Exploring Geospatial data in Elixir with Phoenix, D3, and PostGIS
January 28, 2016 -I noticed that Kaggle has started hosting some publicly available datasets. One of which is Ocean Ship Logbooks (1750-1850). I thought it would be interesting to visualize Captain Cook's travels on the HMS Endeavour using the Phoenix Web Framework, the D3 JavaScript library, and PostGIS.
Source code is available at this GitHub repo.
Captain Cook's Journeys on the Endeavor
Docker
For simplicity in this example we'll be using the mdillon/postgis Docker image. If you already have PostGIS installed or do not want to use Docker feel free to skip this section.
# Create a persistent data volume
$ sudo docker create -v /var/lib/postgresql/data \
--name postgres-ocean-ships-data busybox
# Create the postgis container
$ sudo docker run --name postgres-ocean-ships -p 5432:5432 \
-e POSTGRES_PASSWORD=postgres -d --volumes-from postgres-ocean-ships-data \
mdillon/postgis:9.4
You can double check everything is working by connecting to Postgres. When prompted, the password will be "postgres", but you should consider using a much better one.

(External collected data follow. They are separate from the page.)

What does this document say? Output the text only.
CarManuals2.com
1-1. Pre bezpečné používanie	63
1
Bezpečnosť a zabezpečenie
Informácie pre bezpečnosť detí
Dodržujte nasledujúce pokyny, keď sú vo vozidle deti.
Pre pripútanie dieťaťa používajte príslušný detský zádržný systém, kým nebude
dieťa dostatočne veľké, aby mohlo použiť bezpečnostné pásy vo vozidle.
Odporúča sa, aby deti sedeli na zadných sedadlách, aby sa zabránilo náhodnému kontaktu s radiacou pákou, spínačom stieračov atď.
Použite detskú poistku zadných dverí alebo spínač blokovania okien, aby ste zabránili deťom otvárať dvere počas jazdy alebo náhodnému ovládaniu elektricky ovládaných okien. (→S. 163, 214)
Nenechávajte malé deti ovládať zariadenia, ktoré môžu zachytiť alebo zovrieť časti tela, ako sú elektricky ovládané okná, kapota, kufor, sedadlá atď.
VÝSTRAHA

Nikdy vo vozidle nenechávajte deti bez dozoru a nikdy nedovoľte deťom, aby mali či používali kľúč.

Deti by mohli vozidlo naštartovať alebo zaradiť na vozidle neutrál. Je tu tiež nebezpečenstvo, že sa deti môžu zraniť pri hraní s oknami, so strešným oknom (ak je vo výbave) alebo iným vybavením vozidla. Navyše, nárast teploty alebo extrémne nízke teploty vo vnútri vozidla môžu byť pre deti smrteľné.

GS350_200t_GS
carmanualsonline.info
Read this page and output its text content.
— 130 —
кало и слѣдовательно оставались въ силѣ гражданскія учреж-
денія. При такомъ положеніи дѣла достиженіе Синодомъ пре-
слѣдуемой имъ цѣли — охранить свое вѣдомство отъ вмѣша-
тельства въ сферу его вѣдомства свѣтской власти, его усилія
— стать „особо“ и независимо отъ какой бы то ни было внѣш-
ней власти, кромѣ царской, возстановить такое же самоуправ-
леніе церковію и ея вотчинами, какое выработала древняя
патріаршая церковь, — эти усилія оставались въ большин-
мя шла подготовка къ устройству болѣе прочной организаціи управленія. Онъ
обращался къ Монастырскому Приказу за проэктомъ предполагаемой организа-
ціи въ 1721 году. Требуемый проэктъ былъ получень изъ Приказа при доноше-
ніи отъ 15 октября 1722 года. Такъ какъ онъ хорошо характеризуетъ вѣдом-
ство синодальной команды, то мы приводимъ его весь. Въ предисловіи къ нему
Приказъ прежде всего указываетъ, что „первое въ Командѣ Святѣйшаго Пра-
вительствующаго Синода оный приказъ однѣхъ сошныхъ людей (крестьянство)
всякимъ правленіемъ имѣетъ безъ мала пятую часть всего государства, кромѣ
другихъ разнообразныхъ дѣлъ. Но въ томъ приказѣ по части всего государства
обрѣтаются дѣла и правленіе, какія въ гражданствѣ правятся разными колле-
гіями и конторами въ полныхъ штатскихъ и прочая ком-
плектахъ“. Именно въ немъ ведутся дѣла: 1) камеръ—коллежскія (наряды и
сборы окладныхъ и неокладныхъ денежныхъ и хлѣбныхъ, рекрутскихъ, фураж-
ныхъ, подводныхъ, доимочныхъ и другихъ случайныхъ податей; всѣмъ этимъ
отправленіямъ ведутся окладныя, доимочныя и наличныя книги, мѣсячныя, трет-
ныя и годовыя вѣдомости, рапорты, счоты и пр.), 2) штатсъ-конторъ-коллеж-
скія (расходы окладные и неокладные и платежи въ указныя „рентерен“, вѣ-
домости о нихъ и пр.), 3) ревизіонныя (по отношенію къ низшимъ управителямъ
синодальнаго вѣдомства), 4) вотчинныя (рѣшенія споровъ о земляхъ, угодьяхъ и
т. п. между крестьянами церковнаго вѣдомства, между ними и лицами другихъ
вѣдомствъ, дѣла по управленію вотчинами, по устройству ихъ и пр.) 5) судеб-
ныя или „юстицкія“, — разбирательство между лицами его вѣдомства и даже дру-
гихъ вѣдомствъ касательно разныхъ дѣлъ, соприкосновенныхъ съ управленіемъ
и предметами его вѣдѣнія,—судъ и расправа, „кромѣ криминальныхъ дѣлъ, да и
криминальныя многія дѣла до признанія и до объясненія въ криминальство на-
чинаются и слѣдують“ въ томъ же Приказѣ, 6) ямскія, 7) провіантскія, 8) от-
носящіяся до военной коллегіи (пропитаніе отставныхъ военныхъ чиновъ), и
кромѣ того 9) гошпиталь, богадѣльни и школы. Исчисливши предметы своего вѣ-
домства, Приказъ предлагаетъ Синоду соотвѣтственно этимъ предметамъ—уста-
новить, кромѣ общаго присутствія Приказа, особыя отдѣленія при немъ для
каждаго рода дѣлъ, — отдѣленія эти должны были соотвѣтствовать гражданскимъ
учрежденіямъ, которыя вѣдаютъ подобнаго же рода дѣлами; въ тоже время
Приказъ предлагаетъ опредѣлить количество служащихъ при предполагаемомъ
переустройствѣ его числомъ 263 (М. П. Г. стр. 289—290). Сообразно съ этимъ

If you have psql installed locally you can do it like so:
$ psql -h localhost -p 5432 -U postgres
Otherwise you can also use the one in the container and connect with these commands:
$ sudo docker exec -i -t postgres-ocean-ships bash
root@10499abd059e:/# psql -h localhost -p 5432 -U postgres
Now that the containers are set up, in the future you can start and stop the PostGIS container like this:
$ sudo docker start postgres-ocean-ships
$ sudo docker stop postgres-ocean-ships
Phoenix
Create the Phoenix app:
$ mix phoenix.new ocean_ship_logbooks
$ cd ocean_ship_logbooks/
$ mix ecto.create
Add these Elixir CSV and Geo libraries to your mix.exs dependencies.
{:csv, "~> 1.2.3"}
{:geo, "~> 1.0"}
Fetch them
$ mix deps.get
We are going to be using be using the CSV library to parse the data, and the Geo library to work with PostGIS (via Ecto), so add to your config files (dev.exs, test.exs, and prod.secret.exs):
extensions: [{Geo.PostGIS.Extension, library: Geo}]
For example, the database section of tour config/dev.exs should now look something like:
# Configure your database
config :ocean_ship_logbooks, OceanShipLogbooks.Repo,
adapter: Ecto.Adapters.Postgres,
username: "postgres",
password: "postgres",
database: "ocean_ship_logbooks_dev",
hostname: "localhost",
pool_size: 10,
extensions: [{Geo.PostGIS.Extension, library: Geo}]
Create database migrations
First we will want to enable the PostGIS extension in Postgres for our database. Lets generate a migration.
$ mix ecto.gen.migration enable_postgis
* creating priv/repo/migrations
* creating priv/repo/migrations/20160128183445_enable_postgis.exs
Edit 20160128183445_enable_postgis.exs so that the contents are this:
defmodule OceanShipLogbooks.Repo.Migrations.EnablePostgis do
use Ecto.Migration
def up do
execute "CREATE EXTENSION IF NOT EXISTS postgis"
end
def down do
execute "DROP EXTENSION IF EXISTS postgis"
end
end
Now lets create ship data table.
Since the ship data will be accessed via a JSON API, you normally might generate a resource with the mix phoenix.gen.json task to create the model, migration, view, etc. code, but since we are using custom types from the Geo library we'll just create them manually.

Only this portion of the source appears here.